Fabian ne supporte pas sa culpabilité et loue une chambre à Manille. Il est serveur dans un restaurant tenu par un groupe de chrétiens. Ceux ci le convainquent de rejoindre leur groupe de parole. Fabian avoue son crime devant l'assemblée interloquée mais n'est pas soulagé pour autant.

Joaquim est en prison depuis trois ans. Il n'a pas perdu gout à la vie, confectionne des lanternes au cas où sa femme pourrait venir le voir et prend soin des autres prisonniers. Il affronte même Wakwak, la terreur de la prison. Lorsque celui-ci est diminué par une tumeur, il le masse et le lave.

Fabian est revenu dans sa ville et rôde autour de la famille de Joaquim. Il déterre le coffret de Magda et vend les objets de valeur pour donner l'argent à Eliza. Il convainc ses professeurs de rouvrir le dossier du procès de Joaquim. Il part alors retrouve sa sœur, Hoda, une bigote hystérique, qui vit sur l'héritage de leurs parents, de riches expatriés. Fabian, aigri, fermé au monde, viole sa sœur et tue le chien qu'il aimait enfant

Avec l'argent donné par Fabian, Eliza se rend enfin auprès de son mari pour d'émouvantes retrouvailles. Sur le chemin du retour, Eliza trouve la mort dans un accident d'autocar.

Fabian navigue sur les eaux de la rivière et vient s'échouer sur une rive. Ading est maintenant seule à élever les enfants d'Eliza et Joaquim, privés de leurs parents.

Même si Lav Diaz est loin des huit heures de son Melancholia et des dix heures et plus de son Evolution of a Filipino Family, il embarquer de nouveau son spectateur pour plus de quatre heures dans ce qui est donné pour une énième adaptation de Crime et châtiment. Mais il y a bien plus que ça dans Norte : une terrible description du devenir monstrueux d'un intellectuel lorsque police et justice manquent et, en contrepartie, une compassion grandiose pour ceux qui affrontent l'adversité avec courage et bonté.

Crime et châtiment "augmenté"

Fabian est un Raskolnikov présomptueux et Magda une usurière intraitable mais il y a aussi bien d'autres contrepoints à cette histoire.

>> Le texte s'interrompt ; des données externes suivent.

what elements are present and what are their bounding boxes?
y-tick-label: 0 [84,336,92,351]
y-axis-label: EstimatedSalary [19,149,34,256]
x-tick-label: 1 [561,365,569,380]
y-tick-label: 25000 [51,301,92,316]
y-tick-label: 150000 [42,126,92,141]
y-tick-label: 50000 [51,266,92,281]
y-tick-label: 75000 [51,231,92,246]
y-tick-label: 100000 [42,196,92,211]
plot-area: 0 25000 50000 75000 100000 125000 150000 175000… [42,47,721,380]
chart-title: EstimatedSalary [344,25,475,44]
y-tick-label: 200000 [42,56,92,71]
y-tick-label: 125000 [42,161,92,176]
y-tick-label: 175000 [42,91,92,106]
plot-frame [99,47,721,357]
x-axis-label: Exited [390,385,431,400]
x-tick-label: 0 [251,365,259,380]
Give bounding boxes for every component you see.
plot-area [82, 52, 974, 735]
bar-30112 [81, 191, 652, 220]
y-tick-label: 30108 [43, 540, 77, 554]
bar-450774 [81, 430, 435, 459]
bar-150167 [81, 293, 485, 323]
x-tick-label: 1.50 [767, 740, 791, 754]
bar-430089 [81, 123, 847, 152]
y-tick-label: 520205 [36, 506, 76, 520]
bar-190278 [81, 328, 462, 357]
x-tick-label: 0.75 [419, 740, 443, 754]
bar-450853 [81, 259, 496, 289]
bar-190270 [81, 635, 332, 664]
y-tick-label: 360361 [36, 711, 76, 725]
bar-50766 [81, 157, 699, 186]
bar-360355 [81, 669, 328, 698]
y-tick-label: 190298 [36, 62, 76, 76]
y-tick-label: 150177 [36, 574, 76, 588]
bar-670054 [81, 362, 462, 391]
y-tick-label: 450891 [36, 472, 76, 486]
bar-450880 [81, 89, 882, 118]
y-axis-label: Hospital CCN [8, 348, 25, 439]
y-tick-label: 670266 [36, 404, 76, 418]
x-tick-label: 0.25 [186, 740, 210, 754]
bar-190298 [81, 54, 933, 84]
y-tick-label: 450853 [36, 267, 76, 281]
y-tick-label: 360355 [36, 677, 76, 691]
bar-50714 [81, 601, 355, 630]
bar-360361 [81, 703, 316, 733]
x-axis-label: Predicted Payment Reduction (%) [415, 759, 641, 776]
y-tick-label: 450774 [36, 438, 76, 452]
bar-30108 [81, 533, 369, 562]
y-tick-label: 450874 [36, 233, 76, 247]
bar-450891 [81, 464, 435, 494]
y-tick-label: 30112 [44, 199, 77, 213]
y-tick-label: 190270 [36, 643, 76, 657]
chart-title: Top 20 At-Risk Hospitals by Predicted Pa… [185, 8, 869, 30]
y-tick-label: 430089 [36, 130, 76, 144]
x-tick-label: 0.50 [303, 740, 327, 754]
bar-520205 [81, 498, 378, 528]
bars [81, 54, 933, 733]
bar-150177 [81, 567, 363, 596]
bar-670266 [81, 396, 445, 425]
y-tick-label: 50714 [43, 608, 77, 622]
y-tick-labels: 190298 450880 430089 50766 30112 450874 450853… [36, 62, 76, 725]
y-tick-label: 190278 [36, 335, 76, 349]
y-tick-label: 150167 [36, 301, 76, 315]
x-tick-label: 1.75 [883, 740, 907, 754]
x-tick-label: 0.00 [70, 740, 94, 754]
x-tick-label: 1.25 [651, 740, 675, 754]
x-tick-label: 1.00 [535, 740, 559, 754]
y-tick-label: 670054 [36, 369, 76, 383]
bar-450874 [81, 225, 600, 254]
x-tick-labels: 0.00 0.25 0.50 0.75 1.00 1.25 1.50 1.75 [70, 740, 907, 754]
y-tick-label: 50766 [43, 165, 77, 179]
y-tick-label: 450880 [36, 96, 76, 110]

Le film tient son titre de la province d’Ilocos Norte sur la côte nord-ouest de l’île de Luzon. Marcos est né dans cette province, à Batac, que sa famille continue d’administrer. Rien d’étonnant ici à ce que la justice se satisfasse de l’incarcération d’un innocent, et qu’un jeune étudiant en droit puisse commettre un crime en toute impunité. C’est plus ou moins ce qui est arrivé à Ferdinand Marcos, président des Philippines à de 1965 à 1986. A l’époque où il apprenait le droit, il assassina un opposant à la politique de son père et fut vite acquitté. Marcos conserva le pouvoir bien au-delà de ses deux mandats légaux, en instaurant la Loi martiale dans une volonté de dictature qui en aurait fini avec l'histoire, celle de la lutte des classes. Vingt-cinq ans après sa mort en exil à Hawaï, son corps demeure sous verre dans sa province natale, dans l’attente de funérailles nationales que son clan espère organiser une fois revenu au pouvoir.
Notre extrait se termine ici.